In our exercise, we have the dividend, \(6x^2 - x - 12\), and the divisor, \(2x - 3\). The process involves aligning everything within a long division format to make calculations manageable and organized. Start by dividing the leading term of the dividend by the leading term of the divisor, and continue the process of multiplying, subtracting, and bringing down terms until there is no remainder left.

This method ensures all parts of the polynomial are accounted for, preserving the mathematical integrity of your solution.

• Align terms according to their degree.
• Always focus on leading terms for guidance.
• Systematically bring down terms to work on.

Algebraic division, particularly polynomial long division, shares similarities with traditional long division, helping us divide expressions where algebra rules the roost. It's practical for simplifying complex expressions and is a foundation for understanding higher mathematics.
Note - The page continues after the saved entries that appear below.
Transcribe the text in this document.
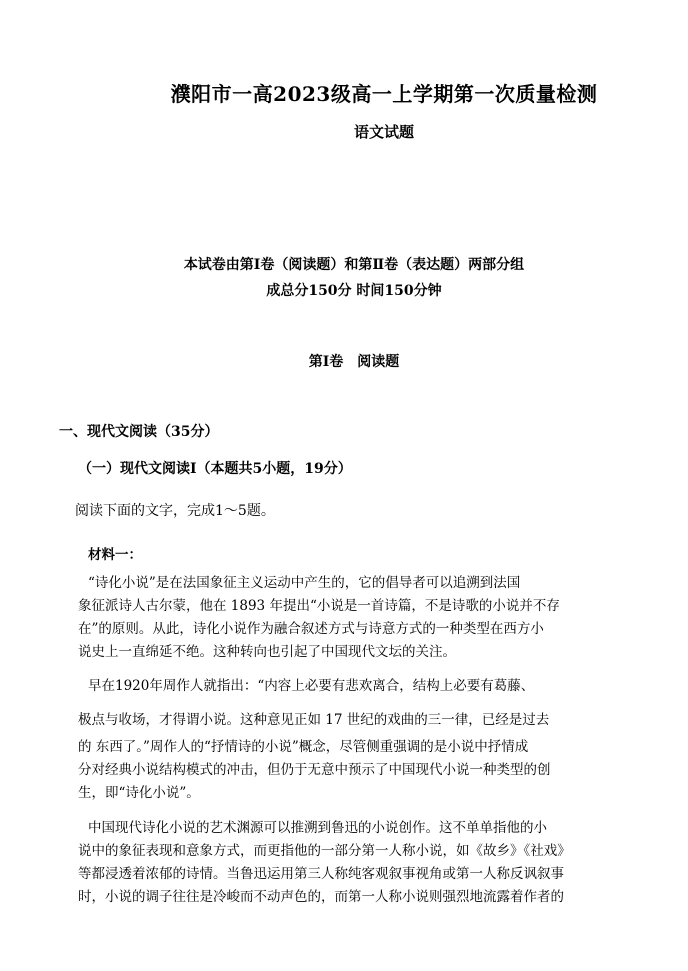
濮阳市一高2023级高一上学期第一次质量检测
语文试题
本试卷由第Ⅰ卷（阅读题）和第Ⅱ卷（表达题）两部分组
成总分150分 时间150分钟
第Ⅰ卷　阅读题
一、现代文阅读（35分）
（一）现代文阅读Ⅰ（本题共5小题，19分）
阅读下面的文字，完成1～5题。
材料一：
“诗化小说”是在法国象征主义运动中产生的，它的倡导者可以追溯到法国
象征派诗人古尔蒙，他在 1893 年提出“小说是一首诗篇，不是诗歌的小说并不存
在”的原则。从此，诗化小说作为融合叙述方式与诗意方式的一种类型在西方小
说史上一直绵延不绝。这种转向也引起了中国现代文坛的关注。
早在1920年周作人就指出：“内容上必要有悲欢离合，结构上必要有葛藤、
极点与收场，才得谓小说。这种意见正如 17 世纪的戏曲的三一律，已经是过去
的 东西了。”周作人的“抒情诗的小说”概念，尽管侧重强调的是小说中抒情成
分对经典小说结构模式的冲击，但仍于无意中预示了中国现代小说一种类型的创
生，即“诗化小说”。
中国现代诗化小说的艺术渊源可以推溯到鲁迅的小说创作。这不单单指他的小
说中的象征表现和意象方式，而更指他的一部分第一人称小说，如《故乡》《社戏》
等都浸透着浓郁的诗情。当鲁迅运用第三人称纯客观叙事视角或第一人称反讽叙事
时，小说的调子往往是冷峻而不动声色的，而第一人称小说则强烈地流露着作者的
This technique involves following a sequence of steps:

• Divide the first term of the polynomial by the first term of the divisor.
• Multiply the entire divisor by the result of the division and subtract from the polynomial.
• Bring down the next term if available.

Using algebraic division, as in our original example, helps to see how each part of the polynomial contributes to the overall outcome. It’s a bit like peeling back layers to see what’s at the core, ensuring every term is properly accounted for through each division cycle.
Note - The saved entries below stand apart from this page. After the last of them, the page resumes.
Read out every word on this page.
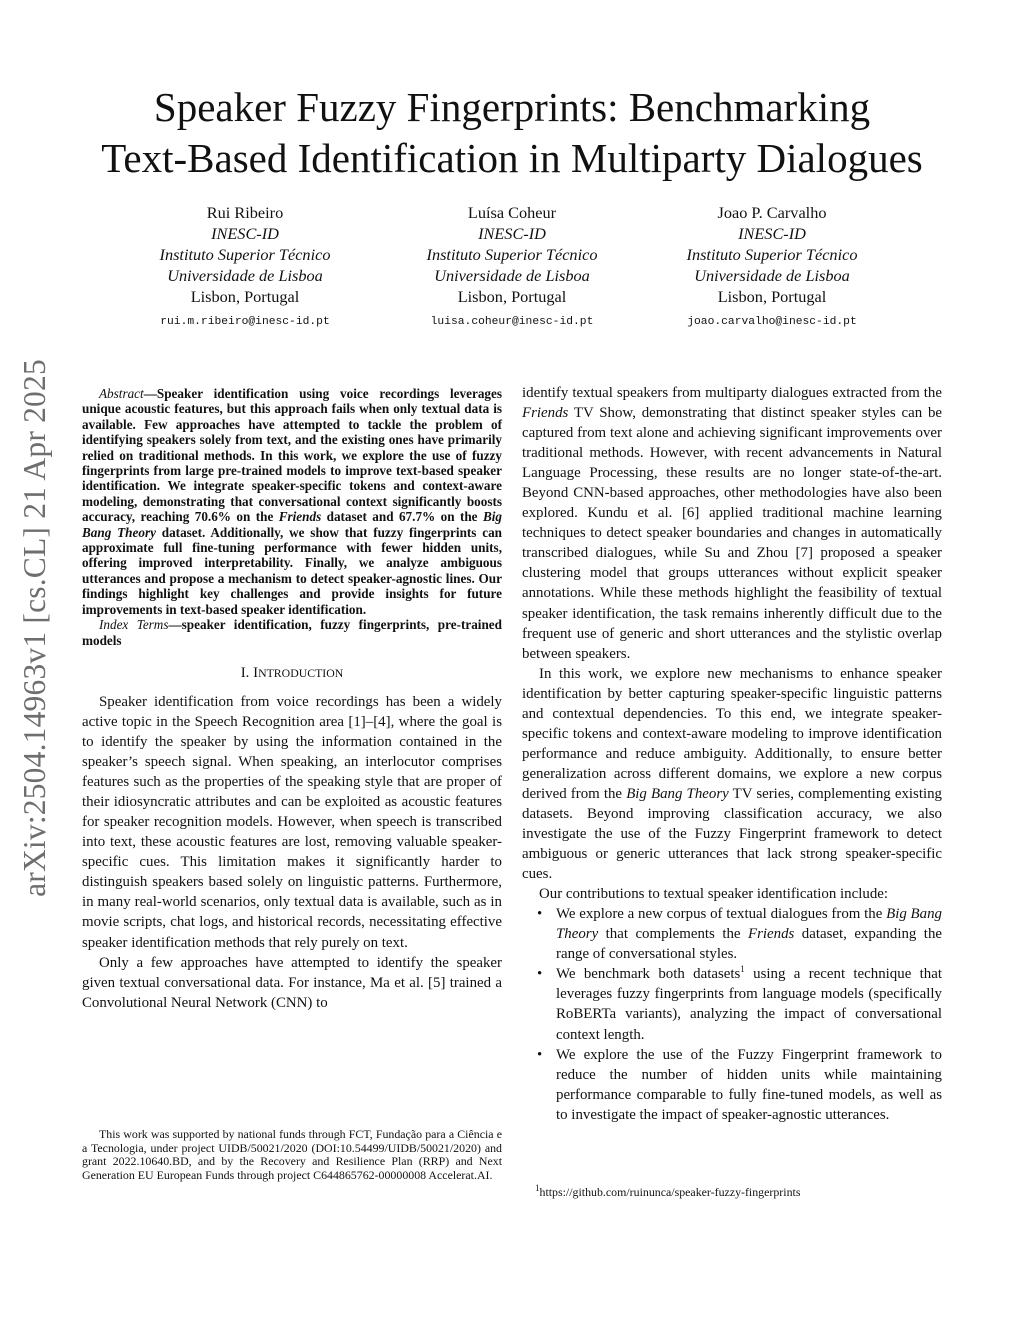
arXiv:2504.14963v1 [cs.CL] 21 Apr 2025
Speaker Fuzzy Fingerprints: Benchmarking
Text-Based Identification in Multiparty Dialogues
Rui Ribeiro
INESC-ID
Instituto Superior Técnico
Universidade de Lisboa
Lisbon, Portugal
rui.m.ribeiro@inesc-id.pt
Luísa Coheur
INESC-ID
Instituto Superior Técnico
Universidade de Lisboa
Lisbon, Portugal
luisa.coheur@inesc-id.pt
Joao P. Carvalho
INESC-ID
Instituto Superior Técnico
Universidade de Lisboa
Lisbon, Portugal
joao.carvalho@inesc-id.pt

Abstract—Speaker identification using voice recordings leverages unique acoustic features, but this approach fails when only textual data is available. Few approaches have attempted to tackle the problem of identifying speakers solely from text, and the existing ones have primarily relied on traditional methods. In this work, we explore the use of fuzzy fingerprints from large pre-trained models to improve text-based speaker identification. We integrate speaker-specific tokens and context-aware modeling, demonstrating that conversational context significantly boosts accuracy, reaching 70.6% on the Friends dataset and 67.7% on the Big Bang Theory dataset. Additionally, we show that fuzzy fingerprints can approximate full fine-tuning performance with fewer hidden units, offering improved interpretability. Finally, we analyze ambiguous utterances and propose a mechanism to detect speaker-agnostic lines. Our findings highlight key challenges and provide insights for future improvements in text-based speaker identification.

Index Terms—speaker identification, fuzzy fingerprints, pre-trained models

I. INTRODUCTION

Speaker identification from voice recordings has been a widely active topic in the Speech Recognition area [1]–[4], where the goal is to identify the speaker by using the information contained in the speaker’s speech signal. When speaking, an interlocutor comprises features such as the properties of the speaking style that are proper of their idiosyncratic attributes and can be exploited as acoustic features for speaker recognition models. However, when speech is transcribed into text, these acoustic features are lost, removing valuable speaker-specific cues. This limitation makes it significantly harder to distinguish speakers based solely on linguistic patterns. Furthermore, in many real-world scenarios, only textual data is available, such as in movie scripts, chat logs, and historical records, necessitating effective speaker identification methods that rely purely on text.

Only a few approaches have attempted to identify the speaker given textual conversational data. For instance, Ma et al. [5] trained a Convolutional Neural Network (CNN) to

This work was supported by national funds through FCT, Fundação para a Ciência e a Tecnologia, under project UIDB/50021/2020 (DOI:10.54499/UIDB/50021/2020) and grant 2022.10640.BD, and by the Recovery and Resilience Plan (RRP) and Next Generation EU European Funds through project C644865762-00000008 Accelerat.AI.

identify textual speakers from multiparty dialogues extracted from the Friends TV Show, demonstrating that distinct speaker styles can be captured from text alone and achieving significant improvements over traditional methods. However, with recent advancements in Natural Language Processing, these results are no longer state-of-the-art. Beyond CNN-based approaches, other methodologies have also been explored. Kundu et al. [6] applied traditional machine learning techniques to detect speaker boundaries and changes in automatically transcribed dialogues, while Su and Zhou [7] proposed a speaker clustering model that groups utterances without explicit speaker annotations. While these methods highlight the feasibility of textual speaker identification, the task remains inherently difficult due to the frequent use of generic and short utterances and the stylistic overlap between speakers.

In this work, we explore new mechanisms to enhance speaker identification by better capturing speaker-specific linguistic patterns and contextual dependencies. To this end, we integrate speaker-specific tokens and context-aware modeling to improve identification performance and reduce ambiguity. Additionally, to ensure better generalization across different domains, we explore a new corpus derived from the Big Bang Theory TV series, complementing existing datasets. Beyond improving classification accuracy, we also investigate the use of the Fuzzy Fingerprint framework to detect ambiguous or generic utterances that lack strong speaker-specific cues.

Our contributions to textual speaker identification include:

• We explore a new corpus of textual dialogues from the Big Bang Theory that complements the Friends dataset, expanding the range of conversational styles.
• We benchmark both datasets$^1$ using a recent technique that leverages fuzzy fingerprints from language models (specifically RoBERTa variants), analyzing the impact of conversational context length.
• We explore the use of the Fuzzy Fingerprint framework to reduce the number of hidden units while maintaining performance comparable to fully fine-tuned models, as well as to investigate the impact of speaker-agnostic utterances.
$^1$https://github.com/ruinunca/speaker-fuzzy-fingerprints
The Remainder Theorem is a powerful tool in polynomial mathematics, providing insights into the results of division. It states that when a polynomial \(f(x)\) is divided by a linear divisor \(x - a\), the remainder of this division is \(f(a)\).

In the given problem, after performing the polynomial division of \(6x^2 - x - 12\) by \(2x - 3\), the remainder was zero. This outcome signifies that the divisor \(2x - 3\) perfectly divides the dividend with no remainder; essentially, \(2x - 3\) is a factor of the polynomial.

Understanding this theorem helps you check for factors and simplifies polynomial expressions efficiently. And with no remainder, you've successfully confirmed the divisor's role in dismantling the complexity of our original polynomial, ensuring it fits perfectly like a puzzle piece into the subdivision of terms.